La web de RENFE merecía ganar un campeonato mundial de cómo no hay que hacer una página de servicios de información y de venta de billetes de transporte; obtener un certificado digital exige prepararse para una auténtica yincana en la que ni los más duchos en materia tecnológica consiguen muchas veces salir victoriosos de semejante aventura; conseguir datos públicos anonimizados para hacer investigación o desarrollar nuevas ideas y servicios, resulta una epopeya que ríete tú de Ulises en La Odisea; pedir cita online en el Servicio Público de Empleo, en la Seguridad Social y en otros organismos exige armarse de una dosis de paciencia infinita; solicitar cualquier petición o hacer trámites en línea te llena de obligaciones, muchas de ellas consistentes en aportar documentación que ya tiene la propia administración, pero a nadie se le ha ocurrido al parecer (¿o sí?) organizar un sistema eficiente de bases de datos transversal y horizontal para no marear al ciudadano; todo esto y muchas otras cosas más ocurren en el país que, según nuestros gobernantes, va a liderar el "humanismo tecnológico".
El primer gesto de humanidad tecnológica de nuestro Estado con sus propios ciudadanos debería ser que nos hicieran la vida un poco más fácil con todos estos trámites, pero ellos prefieren hablarnos de la tierra prometida de la IA y ese Ítaca difuso e inaccesible al que dicen estar poniendo rumbo.

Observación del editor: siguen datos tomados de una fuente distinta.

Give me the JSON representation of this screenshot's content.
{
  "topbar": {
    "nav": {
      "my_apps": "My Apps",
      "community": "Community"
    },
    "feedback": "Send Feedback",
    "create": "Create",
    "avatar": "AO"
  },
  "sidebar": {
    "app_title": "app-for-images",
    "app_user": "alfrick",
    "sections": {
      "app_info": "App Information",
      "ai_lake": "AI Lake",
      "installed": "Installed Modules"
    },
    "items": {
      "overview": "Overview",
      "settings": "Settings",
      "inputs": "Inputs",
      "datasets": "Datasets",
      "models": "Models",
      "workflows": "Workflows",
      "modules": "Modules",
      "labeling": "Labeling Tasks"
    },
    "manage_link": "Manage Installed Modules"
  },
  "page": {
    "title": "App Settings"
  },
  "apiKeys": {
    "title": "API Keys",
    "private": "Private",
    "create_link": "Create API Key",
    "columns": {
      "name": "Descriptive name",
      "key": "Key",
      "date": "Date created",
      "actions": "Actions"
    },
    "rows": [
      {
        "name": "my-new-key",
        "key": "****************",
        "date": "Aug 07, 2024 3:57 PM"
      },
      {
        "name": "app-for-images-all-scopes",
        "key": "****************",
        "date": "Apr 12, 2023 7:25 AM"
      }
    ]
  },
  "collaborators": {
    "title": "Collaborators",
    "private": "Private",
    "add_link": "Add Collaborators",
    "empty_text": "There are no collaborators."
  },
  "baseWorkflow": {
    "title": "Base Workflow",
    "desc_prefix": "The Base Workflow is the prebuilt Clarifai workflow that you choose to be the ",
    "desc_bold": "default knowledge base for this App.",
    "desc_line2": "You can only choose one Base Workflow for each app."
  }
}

Más usabilidad y menos anuncios grandilocuentes.
Nuestra administración lleva tiempo digitalizándose, automatizando procesos, innovando en estructuras y procedimientos, e incorporando talento de todo tipo, así lo han proclamado al menos durante muchos años presidentes, ministros, secretarios de estado, directores generales, y también, altos cargos funcionariales. Pero la sensación generalizada es que hoy más que nunca, parece que tú tienes como ciudadano hacer parte del trabajo que le corresponde a la propia función pública. Son servicios que te prestan, pero en los que tú tienes que emplear tiempo, energía y sabiduría.
Te piden un certificado de otra agencia o institución pública que debería estar al alcance de un clic de cualquier funcionario. Te exigen utilizar todo tipo de impresos, modelos, plantillas y documentos, de tal forma que las relaciones son tan complejas que el propio mercado ha dado luz a servicios privados que tienen que ver con prestar servicios de relacionamiento con la administración: gestorías y consultorías que se convierten en los zahoríes y sherpas de empresas, organizaciones y ciudadanos que se muestran crecientemente incapacitados para sobrevivir a semejante modelo de relacionamiento. Tengo mi opinión particular sobre por qué ocurre esto, y no, no crean que tiene que ver sólo con los dirigentes políticos que van cambiando con los años, sino que me atrevo a señalar que la responsabilidad recae más en un poder de agencia de quienes de verdad mandan en los procesos, para ralentizar esta transformación de la que tanto se habla y que tan poco se pone en práctica.
El nuevo ministro de Transformación Digital ha comparecido en las Cortes en dos ocasiones para hablar de sus planes al respecto. Por supuesto no han faltado en sus intervenciones las palabras fetiches y grandilocuentes que también utilizaron sus predecesores: avances en transparencia, en participación pública, en apertura, en digitalización, en canales de atención y comunicación, en gobierno abierto, y así un largo etcétera.
La burocracia galopante sostiene un ejército de personas que trabajan para la administración que podrían estar prestando servicios a los ciudadanos allí donde la técnica, la automatización y la digitalización no pueden aportar valor real al ciudadano: necesitamos más asistentes sociales a personas mayores en sus domicilios, y más trabajadores sociales en las calles de nuestros barrios, y menos masas ingentes de administrativos trasladando papeles de un sitio a otro o gestionando archivos digitales por mero afán burocrático.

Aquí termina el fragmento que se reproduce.